This thread has been locked.

If you have a related question, please click the "Ask a related question" button in the top right corner. The newly created question will be automatically linked to this question.

66AK2H12: About MSMC & DDR Starvation Counters and DDR CoS

Part Number: 66AK2H12

Hello all, I hope you are all fine.
I have been experimenting with MSMC & DDR starvation counters and DDR CoS for a while. My primary purpose is to change the allocated throughput on some specific cores. For that purpose, I experimented with the MDMAARB register, and its results were OK. As I said, now I am experimenting with starvation counters and CoS.
My program works as follows;
Caching is enabled in all of the cores. All cores start simultaneously to transfer data from/to L2 to MSMC, MSMC to L2, L2 to DDR, DDR to L2. On the shared memory regions, cores access different portions of the memory. At the beginning and end of transfers, cores initiate their CSL timers to record the time. Then they calculate the throughput values from that time and data size. To prevent measuring mistakes due to caching, I write back the cache to DDR in DDR transfer cases. My transfer size is 16KB for each core, and I tried the project with different core numbers.
As a result, I expected to observe different throughput results for those cores. I changed their register values, but I did not observe anything. The results were very similar to the default cases where the starvation counters and COS settings are default values from TI.
What can be the issue with that? Is it somewhat expected? How can I change the throughput allocated to a core with those registers?
Best Regards.

  • Hi,

    >>>> , cores initiate their CSL timers to record the time. >>>> Isn't TSCL used for time stamp, this is CPU cycle. And timer is CPU/6.

    >>>> My transfer size is 16KB for each core >>>>> Is this the EDMA transfer or CPU? Do you have multiple transfer in parallel or just one transfer a time? What is the throughput number you got? 

    Regards, Eric

  • Yes, I use TSCL. At the beginning of memcpy I record it, and I also record it after transfer completion. Then I take the difference and find the throughput with simple math.

    I used CPU transfers which are parallel multi CPU transfers simultaneously. Also, I have the EDMA versions of those but I will stick to CPU now.

    For example, let's say 7 cores do simultaneous DDR to L2SRAM transfers. DDR is enabled as cacheable. For each core, I get around 1500MB/s throughput values. In addition to that modifying MSMC SBND counters or DDR COS settings and values does not affect this value too much. I put one core in the best counter values the rest of the core to the worst values for example.

    It is only +-30MB/s with those values.

  • Hi,

    >>>>>For each core, I get around 1500MB/s throughput values. >>>>>>Can you double check this number?
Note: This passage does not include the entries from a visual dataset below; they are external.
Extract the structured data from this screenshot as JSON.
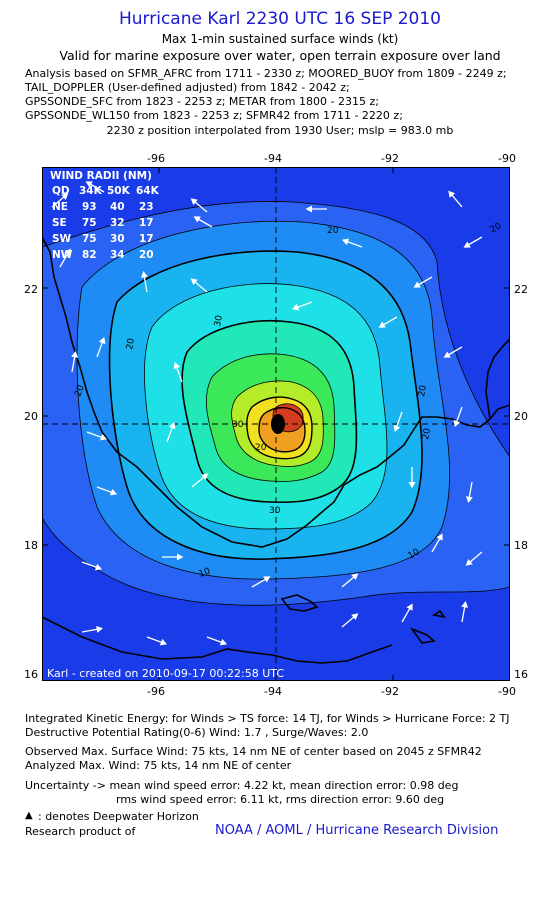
{
  "header": {
    "title": "Hurricane Karl 2230 UTC 16 SEP 2010",
    "subtitle1": "Max 1-min sustained surface winds (kt)",
    "subtitle2": "Valid for marine exposure over water, open terrain exposure over land",
    "analysis": [
      "Analysis based on SFMR_AFRC from 1711 - 2330 z; MOORED_BUOY from 1809 - 2249 z;",
      "TAIL_DOPPLER (User-defined adjusted) from 1842 - 2042 z;",
      "GPSSONDE_SFC from 1823 - 2253 z; METAR from 1800 - 2315 z;",
      "GPSSONDE_WL150 from 1823 - 2253 z; SFMR42 from 1711 - 2220 z;"
    ],
    "position": "2230 z position interpolated from 1930 User; mslp = 983.0 mb"
  },
  "map": {
    "lon_labels": [
      "-96",
      "-94",
      "-92",
      "-90"
    ],
    "lat_labels": [
      "22",
      "20",
      "18",
      "16"
    ],
    "lon_range": [
      -98,
      -90
    ],
    "lat_range": [
      16,
      24
    ],
    "center": {
      "lon": -93.9,
      "lat": 19.85
    },
    "credit": "Karl - created on 2010-09-17 00:22:58 UTC",
    "contour_labels": [
      "30",
      "20",
      "30",
      "20",
      "20",
      "20",
      "20",
      "30",
      "10",
      "10",
      "20",
      "20"
    ],
    "wind_radii": {
      "title": "WIND RADII (NM)",
      "header": [
        "QD",
        "34K",
        "50K",
        "64K"
      ],
      "rows": [
        [
          "NE",
          "93",
          "40",
          "23"
        ],
        [
          "SE",
          "75",
          "32",
          "17"
        ],
        [
          "SW",
          "75",
          "30",
          "17"
        ],
        [
          "NW",
          "82",
          "34",
          "20"
        ]
      ]
    },
    "colors": {
      "ocean_dark": "#1a3ce8",
      "blue": "#2a62f4",
      "mid_blue": "#1f8cf5",
      "light_blue": "#19b4f0",
      "cyan": "#1ee0e6",
      "aqua": "#22e8b8",
      "green": "#3ae85a",
      "lime": "#b4ec2a",
      "yellow": "#f0e020",
      "orange": "#f0a020",
      "red": "#d43c1e",
      "brown": "#9a2a12"
    }
  },
  "footer": {
    "ike": "Integrated Kinetic Energy:  for Winds > TS force: 14 TJ,  for Winds > Hurricane Force: 2 TJ",
    "dpr": "Destructive Potential Rating(0-6)   Wind: 1.7 , Surge/Waves: 2.0",
    "observed": "Observed Max. Surface Wind: 75 kts, 14 nm NE of center based on 2045 z SFMR42",
    "analyzed": "Analyzed Max. Wind: 75 kts, 14 nm NE of center",
    "unc1": "Uncertainty -> mean wind speed error: 4.22 kt,   mean direction error: 0.98 deg",
    "unc2": "rms wind speed error: 6.11 kt,   rms direction error: 9.60 deg",
    "dwh_symbol": "▲",
    "dwh": ": denotes Deepwater Horizon",
    "research": "Research product of",
    "noaa": "NOAA / AOML / Hurricane Research Division"
  }
}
I am not sure you can get such high throughput using CPU. I don't have the number on my hands but I think it is hundreds MB/s ballpak. Are you able to use a big data chuck, like 64KB or 128KB for memcpy?

    There is some number for DDR COS on Keystone I device, the test uses EDMA. See attached PDF. You may see the same on KS II if using EDMA.

    Regards, Eric

     7367.sprabk5a_throughput.pdf

  • Also for those data chunks such as 64KB or 128KB I have similar results. My results seem OK for me when I consider this document  (page 36) ;

    6283.8371.K2 SOC Memory Performance.doc

  • Is there a reason for this issue?